I’m a morbidly obese woman who is suing my health insurer for $700,000 because they refused to cover my weight-loss surgery

A woman is suing her health insurance company for $700,000 for refusing to cover her obesity treatment and claims she owes them.

Luci ‘Lynette’ Solorio is suing Regence Blueshield over claims it is refusing to provide her with the ‘life-saving’ bariatric surgery she had in 2017.

When she had the initial surgery, she was covered by her insurer at the time, Anthem Blue Cross and Blue Shield.

Four years later, she had to undergo a follow-up operation. According to a lawsuit she filed in Washington state court in June, Ms. Solorio’s new insurer would not cover it because it was linked to her previous obesity treatment.

“When I needed surgery in 2022, it was necessary and life-saving,” Ms. Solorio said in a statement released Tuesday by her attorney, Rick Spoonemore.

‘I paid my premiums to Regence like everyone else. My surgery should have been covered because it was medically necessary.’

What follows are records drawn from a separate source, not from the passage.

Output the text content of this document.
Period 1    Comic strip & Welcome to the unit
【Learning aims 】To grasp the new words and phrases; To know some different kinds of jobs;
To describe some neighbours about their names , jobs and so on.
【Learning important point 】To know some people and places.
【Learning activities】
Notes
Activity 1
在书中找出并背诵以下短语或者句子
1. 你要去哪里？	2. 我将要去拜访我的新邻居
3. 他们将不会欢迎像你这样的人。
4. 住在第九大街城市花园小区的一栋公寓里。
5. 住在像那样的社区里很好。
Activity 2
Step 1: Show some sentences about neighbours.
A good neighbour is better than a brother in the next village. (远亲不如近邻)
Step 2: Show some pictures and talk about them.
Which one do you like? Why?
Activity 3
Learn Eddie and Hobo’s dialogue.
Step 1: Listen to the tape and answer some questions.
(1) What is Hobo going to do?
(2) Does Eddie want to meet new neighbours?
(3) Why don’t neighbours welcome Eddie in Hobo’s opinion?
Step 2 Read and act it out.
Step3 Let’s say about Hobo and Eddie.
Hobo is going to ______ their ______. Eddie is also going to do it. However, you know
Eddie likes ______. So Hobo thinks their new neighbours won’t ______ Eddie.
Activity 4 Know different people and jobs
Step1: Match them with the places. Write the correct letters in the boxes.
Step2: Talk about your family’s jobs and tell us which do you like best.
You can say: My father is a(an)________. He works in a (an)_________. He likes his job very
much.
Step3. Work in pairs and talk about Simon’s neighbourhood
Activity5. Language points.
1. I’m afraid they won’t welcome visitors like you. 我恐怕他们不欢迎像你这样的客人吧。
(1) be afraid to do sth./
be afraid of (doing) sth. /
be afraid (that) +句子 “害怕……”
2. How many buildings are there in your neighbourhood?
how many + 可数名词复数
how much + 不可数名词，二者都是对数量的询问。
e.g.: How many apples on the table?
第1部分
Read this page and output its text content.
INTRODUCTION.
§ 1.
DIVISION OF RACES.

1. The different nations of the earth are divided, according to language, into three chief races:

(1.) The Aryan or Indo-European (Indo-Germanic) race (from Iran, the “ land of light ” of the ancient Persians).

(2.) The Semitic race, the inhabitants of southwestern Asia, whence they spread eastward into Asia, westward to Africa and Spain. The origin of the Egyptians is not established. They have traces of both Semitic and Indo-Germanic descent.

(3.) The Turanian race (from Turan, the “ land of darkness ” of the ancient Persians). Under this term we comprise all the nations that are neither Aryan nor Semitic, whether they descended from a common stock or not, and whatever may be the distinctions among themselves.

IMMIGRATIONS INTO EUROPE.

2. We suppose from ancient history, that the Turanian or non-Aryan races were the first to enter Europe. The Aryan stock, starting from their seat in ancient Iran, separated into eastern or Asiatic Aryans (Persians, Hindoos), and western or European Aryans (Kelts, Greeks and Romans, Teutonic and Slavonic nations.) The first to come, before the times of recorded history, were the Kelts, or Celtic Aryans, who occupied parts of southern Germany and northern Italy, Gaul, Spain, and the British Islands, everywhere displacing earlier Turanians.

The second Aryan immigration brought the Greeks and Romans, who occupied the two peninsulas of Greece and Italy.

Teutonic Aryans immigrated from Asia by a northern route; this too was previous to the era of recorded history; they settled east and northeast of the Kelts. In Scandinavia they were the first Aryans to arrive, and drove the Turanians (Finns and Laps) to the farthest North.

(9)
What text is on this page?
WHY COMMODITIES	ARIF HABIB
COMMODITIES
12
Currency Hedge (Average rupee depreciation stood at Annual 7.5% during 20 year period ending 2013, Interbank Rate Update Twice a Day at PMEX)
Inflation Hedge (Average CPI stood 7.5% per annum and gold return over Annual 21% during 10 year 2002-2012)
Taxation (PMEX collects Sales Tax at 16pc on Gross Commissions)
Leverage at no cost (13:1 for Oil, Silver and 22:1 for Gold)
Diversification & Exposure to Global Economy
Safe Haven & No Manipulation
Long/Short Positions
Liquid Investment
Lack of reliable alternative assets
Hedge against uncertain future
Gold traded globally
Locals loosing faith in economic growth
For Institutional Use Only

Luci Solorio is suing her health insurance company for refusing to cover her obesity treatment, claiming she owes them nearly three-quarters of a million dollars (stock photo)

Luci Solorio is suing her health insurance company for refusing to cover her obesity treatment, claiming she owes them nearly three-quarters of a million dollars (stock photo)

Ms. Solorio claims in the lawsuit that Regence’s actions were “unlawful and unreasonable” under Washington law.

Because Regence denied coverage, Ms. Solorio claims she owes more than $700,000 to various medical providers and the hospital where she had the follow-up surgery.

In 2017 Ms Solorio sought treatment for her diagnosed morbid obesity.

She had sleeve gastrectomy surgery, where a large part of the stomach is removed and a narrow ‘sleeve’ is left behind.

The surgery is pre-approved to be covered by Anthem Blue Cross.

The surgery was successful, and she was able to lose enough weight to keep her BMI below 30.

She also had a pre-existing diagnosis of gastroesophageal reflux disease (GERD), when stomach acid repeatedly flows back into the esophagus.

In September 2021, she underwent another operation changed her gastric sleeve to Roux-en-Y gastric bypass, hoping to resolve her chronic GERD.

Roux-en-Y gastric bypass is another type of weight loss surgery, where small incisions are made in the abdomen to reduce the size of the upper stomach to about that of an egg.

“The surgery Solorio required was medically necessary under the Regence Bariatric Surgery clinical guidelines,” the lawsuit said.

A staggering amount of Americans (42 percent of adults) are obese. Most insurers cover bariatric surgery, which reduces the amount of food a patient can eat by reducing the size of the stomach.

But patients may still have to meet certain criteria to qualify, and fewer than half of employers cover bariatric surgery within their workplace health insurance policies.

Even fewer insurers cover new drugs like Wegovy and Ozempic that don’t require surgery to lose weight. Medicaid and Medicare do not.

According to a benefits consultant cited by the Associated Press, less than half of employers’ health insurance plans cover obesity drugs.

Companies have stopped covering the drugs because they are very expensive, costing up to $1,300 a month for each patient.

Ms. Solorio’s lawsuit is one of two recent cases confronting insurers for not covering obesity treatments.

Jeannette Simonton, of Kittitas County, Washington, was insured under the Washington State Health Care Authority, which does not cover obesity treatments.

After paying for her Ozempic prescription herself, she sued the insurer in September 2023.

Under Washington state law, obesity is categorized as a disability. Both lawsuits argue the denial of coverage is an illegal form of discrimination.

Ms Simonton said: ‘It is discrimination to refuse medically indicated treatment prescribed by my doctor just because it treats obesity.

“There is no scientific or medical basis for this exclusion, plain and simple.”